Johannes Bradtka, Vorsitzender des VLAB, widerspricht dem vehement. Windkraft und erneuerbare Energien würden nur etwa 15 bis 20 Prozent der Vereinsarbeit ausmachen, sagt er dem BR. "Rechtsmittel gegen Windenergie legen wir nur gelegentlich ein, wenn wir den Artenschutz gefährdet sehen", so Bradtka. Eine Auflistung der bisherigen Klagen könne er aber nicht zur Verfügung stellen.
Die hauptsächlich ehrenamtlichen Vereinsmitglieder engagierten sich auch für Biodiversität oder nähmen etwa Stellung zu Straßenbauprojekten und Flächenversiegelung. Bradtka zufolge unterstützt der Verein die Energiewende und betrachtet den Klimawandel als ernsthafte Gefahr. Diese könne aber nicht durch Windenergie bewältigt werden. Vielmehr seien Geothermie, Photovoltaik und Biogasanlagen für organische Abfälle der Schlüssel dazu.

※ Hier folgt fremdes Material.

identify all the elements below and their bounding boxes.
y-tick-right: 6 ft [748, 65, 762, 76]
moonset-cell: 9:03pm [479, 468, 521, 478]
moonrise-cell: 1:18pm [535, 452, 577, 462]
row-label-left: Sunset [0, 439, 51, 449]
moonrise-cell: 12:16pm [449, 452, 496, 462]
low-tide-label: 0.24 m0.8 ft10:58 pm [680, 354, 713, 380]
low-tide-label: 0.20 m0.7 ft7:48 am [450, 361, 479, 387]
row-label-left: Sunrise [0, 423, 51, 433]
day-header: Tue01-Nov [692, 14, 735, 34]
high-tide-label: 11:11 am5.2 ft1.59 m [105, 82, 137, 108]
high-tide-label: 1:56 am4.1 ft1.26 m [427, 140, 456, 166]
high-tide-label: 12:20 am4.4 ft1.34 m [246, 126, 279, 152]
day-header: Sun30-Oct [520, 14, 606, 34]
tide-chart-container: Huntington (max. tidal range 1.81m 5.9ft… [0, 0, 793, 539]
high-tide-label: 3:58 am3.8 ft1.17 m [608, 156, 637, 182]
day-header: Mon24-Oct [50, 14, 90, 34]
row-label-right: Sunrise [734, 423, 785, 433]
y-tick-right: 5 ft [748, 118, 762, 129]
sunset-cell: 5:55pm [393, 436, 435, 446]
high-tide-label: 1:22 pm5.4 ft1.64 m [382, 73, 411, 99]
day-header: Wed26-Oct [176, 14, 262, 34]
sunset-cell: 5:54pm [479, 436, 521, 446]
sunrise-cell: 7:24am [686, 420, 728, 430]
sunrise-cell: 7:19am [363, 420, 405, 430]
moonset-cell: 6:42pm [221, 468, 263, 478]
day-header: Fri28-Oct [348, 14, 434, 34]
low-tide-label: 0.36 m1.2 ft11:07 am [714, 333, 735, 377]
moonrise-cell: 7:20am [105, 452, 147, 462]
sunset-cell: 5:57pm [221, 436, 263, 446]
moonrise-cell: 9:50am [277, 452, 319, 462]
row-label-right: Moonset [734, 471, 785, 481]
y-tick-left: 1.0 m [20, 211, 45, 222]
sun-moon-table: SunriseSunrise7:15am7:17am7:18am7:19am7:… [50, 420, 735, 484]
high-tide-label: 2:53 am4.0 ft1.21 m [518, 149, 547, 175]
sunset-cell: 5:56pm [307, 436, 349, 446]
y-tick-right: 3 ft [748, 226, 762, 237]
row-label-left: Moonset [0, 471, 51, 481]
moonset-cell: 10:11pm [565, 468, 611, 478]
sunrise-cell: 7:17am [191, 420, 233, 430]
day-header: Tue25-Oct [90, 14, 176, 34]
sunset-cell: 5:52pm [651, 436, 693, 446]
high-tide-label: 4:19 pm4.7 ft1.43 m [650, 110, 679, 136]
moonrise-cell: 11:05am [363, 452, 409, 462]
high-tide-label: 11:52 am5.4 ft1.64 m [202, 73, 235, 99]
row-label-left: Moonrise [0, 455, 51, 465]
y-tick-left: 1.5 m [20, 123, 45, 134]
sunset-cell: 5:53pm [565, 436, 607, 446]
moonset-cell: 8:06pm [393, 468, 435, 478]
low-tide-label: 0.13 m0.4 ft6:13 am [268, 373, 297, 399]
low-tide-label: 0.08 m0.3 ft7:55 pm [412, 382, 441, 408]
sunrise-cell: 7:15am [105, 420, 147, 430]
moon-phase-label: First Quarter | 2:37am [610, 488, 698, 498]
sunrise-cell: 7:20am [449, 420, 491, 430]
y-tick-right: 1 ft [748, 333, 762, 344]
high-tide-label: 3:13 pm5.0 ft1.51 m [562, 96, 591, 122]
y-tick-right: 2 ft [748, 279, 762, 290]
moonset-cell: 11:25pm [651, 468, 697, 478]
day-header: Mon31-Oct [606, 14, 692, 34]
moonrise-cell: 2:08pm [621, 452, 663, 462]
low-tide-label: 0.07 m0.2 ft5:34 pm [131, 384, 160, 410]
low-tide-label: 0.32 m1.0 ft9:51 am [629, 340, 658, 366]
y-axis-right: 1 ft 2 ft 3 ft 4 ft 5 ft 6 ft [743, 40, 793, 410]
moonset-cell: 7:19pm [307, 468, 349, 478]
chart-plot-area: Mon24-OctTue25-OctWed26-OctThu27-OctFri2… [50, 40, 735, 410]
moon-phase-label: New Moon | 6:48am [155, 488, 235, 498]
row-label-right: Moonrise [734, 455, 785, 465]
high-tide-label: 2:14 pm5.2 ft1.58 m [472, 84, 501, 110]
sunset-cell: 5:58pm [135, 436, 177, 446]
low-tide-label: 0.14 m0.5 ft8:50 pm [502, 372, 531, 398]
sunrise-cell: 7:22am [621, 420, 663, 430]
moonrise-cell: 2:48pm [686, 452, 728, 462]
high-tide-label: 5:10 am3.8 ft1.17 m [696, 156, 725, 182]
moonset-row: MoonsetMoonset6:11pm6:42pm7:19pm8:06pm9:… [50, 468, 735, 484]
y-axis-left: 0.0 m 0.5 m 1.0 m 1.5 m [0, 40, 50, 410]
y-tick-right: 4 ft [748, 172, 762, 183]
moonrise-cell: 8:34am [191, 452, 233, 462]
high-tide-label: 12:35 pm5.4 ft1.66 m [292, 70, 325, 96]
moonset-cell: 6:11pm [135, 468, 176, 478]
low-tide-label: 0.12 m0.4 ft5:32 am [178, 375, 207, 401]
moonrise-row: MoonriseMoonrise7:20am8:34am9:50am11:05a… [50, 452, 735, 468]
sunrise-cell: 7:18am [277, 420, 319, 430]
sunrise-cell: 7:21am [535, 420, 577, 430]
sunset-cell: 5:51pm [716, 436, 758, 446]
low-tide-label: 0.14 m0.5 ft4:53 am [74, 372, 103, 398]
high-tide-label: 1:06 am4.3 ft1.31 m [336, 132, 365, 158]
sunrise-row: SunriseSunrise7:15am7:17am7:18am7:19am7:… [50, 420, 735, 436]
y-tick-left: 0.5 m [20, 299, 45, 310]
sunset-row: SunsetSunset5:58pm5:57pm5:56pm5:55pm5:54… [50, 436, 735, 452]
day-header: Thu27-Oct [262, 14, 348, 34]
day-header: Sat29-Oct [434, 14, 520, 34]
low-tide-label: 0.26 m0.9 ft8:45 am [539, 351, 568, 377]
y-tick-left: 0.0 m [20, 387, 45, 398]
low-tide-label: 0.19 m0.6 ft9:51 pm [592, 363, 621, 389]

VLAB: 10H-Regel ist "umweltpolitisches Meisterstück"
Neben Argumenten für den Artenschutz könnte auch die Geschichte des VLAB dessen ablehnende Haltung gegenüber Windkraft erklären. Spiritus Rector war der Dirigent Enoch zu Guttenberg, der den Verein 2009 gründete und ihm - nach Angaben des Vorsitzenden Bradtka - auch finanzielle Mittel zur Verfügung stellte. Guttenberg machte sich in seinen späten Tagen den Kampf gegen Windkraft zur Aufgabe. Aus dem BUND trat er aus, weil dieser die Windenergie befürwortete und den Naturschutz in seinen Augen vernachlässigte.
Unter Ministerpräsident Horst Seehofer wurde der VLAB 2015 als Naturschutzverband anerkannt. Zunächst in Bayern, 2019 aber auch bundesweit, womit er in ganz Deutschland Verbands-Klagerecht bekam.
Anfang Juli hat der VLAB erstmals die Enoch-zu-Guttenberg-Medaille verliehen: Ausgezeichnet wurde Horst Seehofer wegen seiner Verdienste für den Umweltschutz. Die 10H-Regel, die der Ex-Ministerpräsident 2014 einführte, sei sein "umweltpolitisches Meisterstück", wie es in der Laudatio hieß.
Osterpaket schafft einen neuen Rechtsrahmen
Wie geht es weiter? Das sogenannte "Osterpaket" von Bundeswirtschaftsminister Habeck (Grüne) könnte es dem VLAB schwerer machen, den Windkraftausbau durch Klagen zu behindern. Die Gesetzesnovelle gibt verbindliche Ziele für Windenergie in den Bundesländern vor. Wenn sie nicht eingehalten werden, können auch Abstandsregeln wie 10H außer Kraft gesetzt werden.
Der Grünen-Abgeordnete Martin Stümpfig sagt, entscheidend sei die Formulierung, dass die Nutzung erneuerbarer Energien künftig im "überragenden öffentlichen Interesse" liegt. Damit würden Artenschutzklagen schneller abgelehnt und hätten weniger Aussicht auf Erfolg.